Chapter 39

THEO

IT WAS JULY. A black panel truck was parked on the edge of Beech Road. I descended the sandy path for my morning walk; kept my eye on that truck. The cab was dark.

After months of going to the prison twice a month, feigning interest in the lies of culpable men, and listening with intent for the voice who threatened my sister, I’d grown increasingly paranoid. And now Toreck was free. It was an old familiar friend, that anxious wait for the moment I stepped into the ring, when that imminent bell that can’t be un-rung, rings.

***

Along the shoreline logs and driftwood had been tossed and piled like toothpicks by the night’s storm. I wanted to take my walk but couldn’t shake the feeling someone was watching me. I glanced back up to the road; the truck was gone. Swift shadows of clouds moved about the ground as I rushed up the sandy hill. The truck was now parked at the end of Fourth, and this time someone was in the cab. Maybe a poacher getting a two-month jump on elk season? Maybe. Maybe not. I kept walking toward town with my eye on that mysterious visitor.

Aside from the faint hiss of the outgoing tides, the only sounds were the low tootles of an owl and the crunch of my footsteps on the pavement. There was a red glow inside the truck. Cigarette, maybe? I didn’t have the patience or luxury to wait and see, so I turned and headed toward it.
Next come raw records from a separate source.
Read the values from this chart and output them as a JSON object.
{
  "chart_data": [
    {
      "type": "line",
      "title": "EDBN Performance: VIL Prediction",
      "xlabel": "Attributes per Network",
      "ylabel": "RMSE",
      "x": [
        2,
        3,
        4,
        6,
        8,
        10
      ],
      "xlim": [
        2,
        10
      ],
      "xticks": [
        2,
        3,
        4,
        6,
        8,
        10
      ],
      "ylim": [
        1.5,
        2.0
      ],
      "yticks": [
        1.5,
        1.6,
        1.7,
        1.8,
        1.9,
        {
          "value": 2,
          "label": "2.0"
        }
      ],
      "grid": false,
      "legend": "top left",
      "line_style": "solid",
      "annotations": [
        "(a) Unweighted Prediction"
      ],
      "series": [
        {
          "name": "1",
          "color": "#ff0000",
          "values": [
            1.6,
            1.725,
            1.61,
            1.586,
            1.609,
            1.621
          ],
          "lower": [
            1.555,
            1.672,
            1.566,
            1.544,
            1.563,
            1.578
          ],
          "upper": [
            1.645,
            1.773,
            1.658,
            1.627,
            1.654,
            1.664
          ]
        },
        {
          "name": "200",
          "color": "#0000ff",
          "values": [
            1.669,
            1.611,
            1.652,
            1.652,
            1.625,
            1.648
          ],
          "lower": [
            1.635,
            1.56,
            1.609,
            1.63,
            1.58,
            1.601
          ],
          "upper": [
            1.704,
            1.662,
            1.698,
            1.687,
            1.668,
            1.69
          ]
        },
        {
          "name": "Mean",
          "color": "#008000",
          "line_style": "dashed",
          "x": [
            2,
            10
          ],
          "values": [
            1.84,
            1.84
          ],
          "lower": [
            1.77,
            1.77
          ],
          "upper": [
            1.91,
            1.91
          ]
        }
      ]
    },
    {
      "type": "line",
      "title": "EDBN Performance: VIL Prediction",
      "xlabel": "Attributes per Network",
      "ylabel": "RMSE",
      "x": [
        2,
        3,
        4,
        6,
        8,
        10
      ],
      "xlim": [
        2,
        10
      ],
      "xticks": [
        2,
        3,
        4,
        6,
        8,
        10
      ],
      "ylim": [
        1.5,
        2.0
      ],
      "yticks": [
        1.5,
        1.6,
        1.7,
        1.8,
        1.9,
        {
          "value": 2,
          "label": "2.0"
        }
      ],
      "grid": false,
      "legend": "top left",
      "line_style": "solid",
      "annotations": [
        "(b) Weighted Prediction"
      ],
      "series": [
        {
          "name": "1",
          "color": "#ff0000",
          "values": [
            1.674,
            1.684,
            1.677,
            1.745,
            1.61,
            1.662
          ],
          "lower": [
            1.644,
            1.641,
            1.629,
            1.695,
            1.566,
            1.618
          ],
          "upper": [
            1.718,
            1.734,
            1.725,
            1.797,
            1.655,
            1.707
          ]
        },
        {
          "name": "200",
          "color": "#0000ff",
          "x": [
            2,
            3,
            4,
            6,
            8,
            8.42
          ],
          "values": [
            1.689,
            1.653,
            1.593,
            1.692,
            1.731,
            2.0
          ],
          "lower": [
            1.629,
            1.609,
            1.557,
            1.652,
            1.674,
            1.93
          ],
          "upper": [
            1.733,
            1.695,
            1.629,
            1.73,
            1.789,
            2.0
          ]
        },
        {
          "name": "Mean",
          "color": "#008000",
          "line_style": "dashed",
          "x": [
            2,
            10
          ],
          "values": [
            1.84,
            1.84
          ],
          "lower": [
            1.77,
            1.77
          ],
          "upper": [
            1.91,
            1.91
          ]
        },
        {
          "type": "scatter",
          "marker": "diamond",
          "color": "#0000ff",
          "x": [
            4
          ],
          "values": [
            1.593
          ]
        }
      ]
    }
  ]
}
The driver started up the engine, flashed his headlights, and drove up Beulah Road—evidently he didn’t want company. He disappeared around the bend.

In her school-bus-yellow hat, Pearl bobbed up and down behind her picket fence as she yanked out weeds, turned soil with her trowel, and cussed in Korean. I stepped across the street and said, “Morning Pearl,” still watching for that truck.

“Morning, Teo,” she said. “I like dis garden . . . but so much work.”

“Mm hm,” I said and nodded toward her fresh-plucked pile of weeds. “Well, at least you know who your enemies are.”

Pearl sat back on her knees, wiped her black licorice hair from her brow, and said, “Yeah. Apids, weeds, slugs, frost, spiders. I no like the black spiders.”

With dirt smudged on her face and hands calloused as a shoemaker’s, she looked like a Korean farmer tirelessly working in her rice paddy fields. But here alone, she was a good target.

“Today, rhubarb pie,” she said.

“Good, good,” I said as the truck slowly appeared again at the end of Beech.

“I see him before,” she said.

“Who?”

“That truck,” she pointed.

“Don’t point. Where have you seen it?”

She jabbed at the dirt. “Two days, he jus’ sit there. He bad, like black spider.”

“I’m sure it’s nothing.”

The truck idled at the corner of Beech.

“You not good liar, Teo.”

“Yeah, I’ll work on that,” I said. The stranger backed up, turned, and tore down Second Avenue, disappearing around the corner. I looked for it to reappear like the telltale nose of a coyote sneaking around a chicken pen. But there was no sign of it. There was also no sign of Bud’s car. “Bud gone already?”

“He go in early today,” she said.

I scanned the street from corner to corner. “Okay . . .,” I said. “How about you go inside and get an early start on that pie.” Then I rushed home and left a message for Bud to call.

***

Solomon was in his yard chanting, low and muffled, but I couldn’t see him anywhere. Then he materialized like a ghost out of darkness—a vision of his younger self, as he had done many times when I was a boy. He appeared shadowy, though the morning was now clear blue, and sat on his tree stump next to Raven totem and Frog box, eagle feathers in his long, black hair, bare back in his buckskin pants and moccasins. He carved a piece of red cedar, Young Wolf by his side. He started his mantra low and rhythmically. Dragonflies and hummingbirds flitted about. I stood at the kitchen window listening, sharpening my knife.

When I was a boy I told Mamaí that I’d seen him disappear and then reappear, like a ghost. She looked at me so matter-of-factly that I knew she’d seen this apparition herself. “Son,” she said, burning her moss-green eyes into mine. “Do you honestly think that all the Irish who swear upon their loved ones they’ve seen the good Mother Mary or Saint Joseph himself, floating over some or another town, that they be crazy? Do you doubt them, boy?”

I shook my head, no-no-no.

“Do ya think there’s only holy magic in Ireland, child?” she said, offering a Baby Ruth. “Now go sit quietly, listen to Solomon. Don’t be questioning a wise man till you are one.” She had shooed me out into the world, ever shaped by the sharp edge of her words.

Then, before my disbelieving eyes, Solomon dissolved; vanished into the shadows. I shut my eyes, and then opened them again. Solomon, ever free from the laws of this universe, was gone. And in that instant I knew that whatever he prophesized had begun with that lurking black spider at the end of the street. It was time.